While reading Superbloom, I often thought about a family history project I've taken on in the years since my parents died. They were both of a generation that wrote and saved correspondence, and so I have been going through boxes of letters that go back to the 1930s and extend up until the early 2000s. The handwritten letters dwindle as we approach the 1990s but as it happens my mother was very true to her generation and printed and filed all the email she wrote and received. That simple act preserved 10 to 15 years of correspondence that I don't think could be recovered any other way. What struck me is that my biographers will have a difficult time piecing together my life via my correspondence since so much of that has been electronic and seems very likely to disappear if it isn't already gone.

Now, let's bring this back to Superbloom. There is a dilemma developed throughout the book, and that is that our electronic media seem to increasingly diminish and exploit our human contributions. Despite this, we embrace these tools and cannot imagine living without them. Given that, do we simply continue "as-is" and accept the all consuming media loops that want to moderate what we consume and "help" us to create content, or do we somehow break out of this? In the last page or two of the book, Carr tells the story of Dr. Johnson kicking rocks to prove that reality exists outside of our minds. I think this is his way of telling us we need to step back. But how? 

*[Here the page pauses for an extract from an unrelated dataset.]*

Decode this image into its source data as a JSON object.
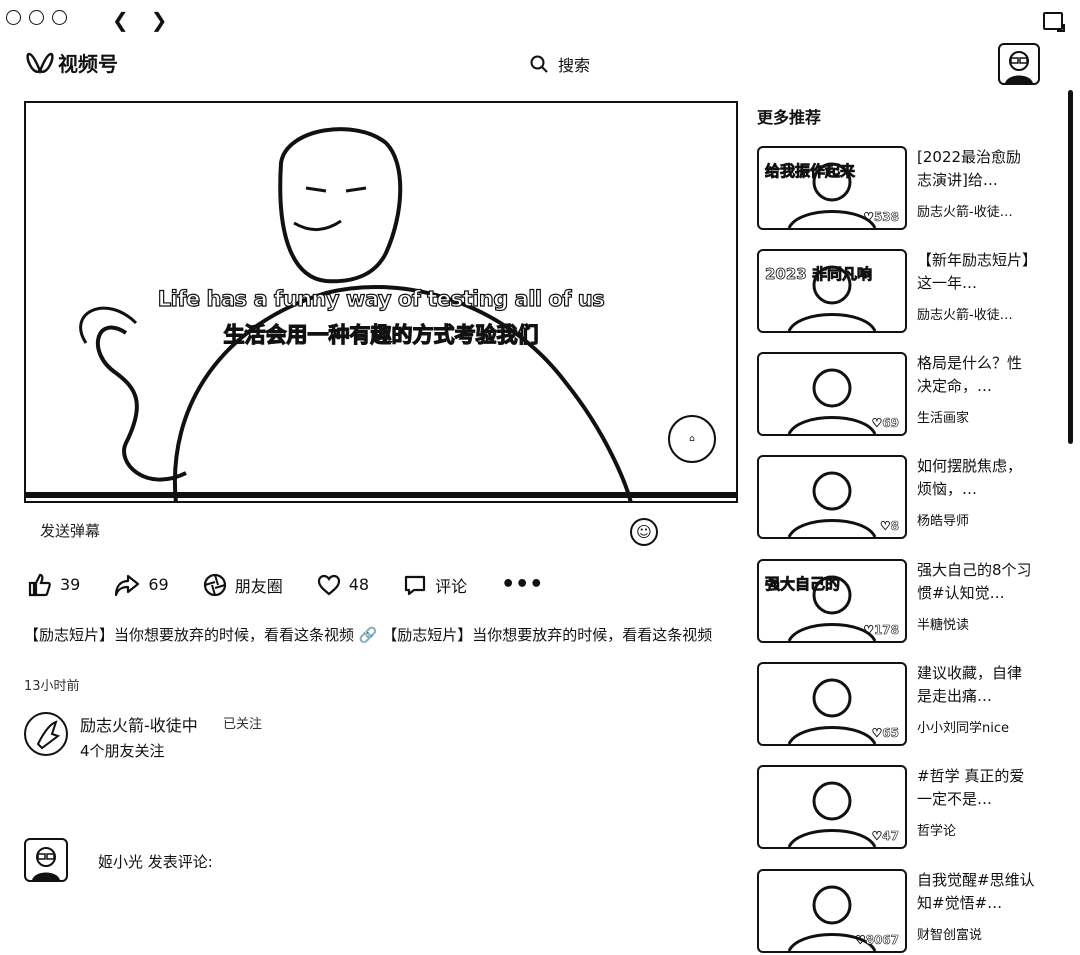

My own very partial answer goes back to those boxes of letters. I've realized that many of them pre-date computers (1946?), a good percentage of them pre-date the Internet (1969?), and quite a few pre-date the Web (1991?). They have survived tidal waves of technological change by being outside of it, and if I am careful with them they will outlast me as well. Now, it's hard to find people who will correspond by traditional surface mail, but if you can it is a welcome change of pace. I have not had many takers, or it doesn't last too long. So, what I've done in the last few years is started keeping  an old fashioned diary. I write in a Moleskine notebook and when one is full I start another. I may be the only person who will ever read any of it, but it gives me great satisfaction to know for certain that there is nothing in the world that is scanning my words or trying to autocomplete my thoughts. It's oddly relaxing even as I muse about the chaos of our day to day of late. I suppose this is my version of Dr. Johnson's rock kick.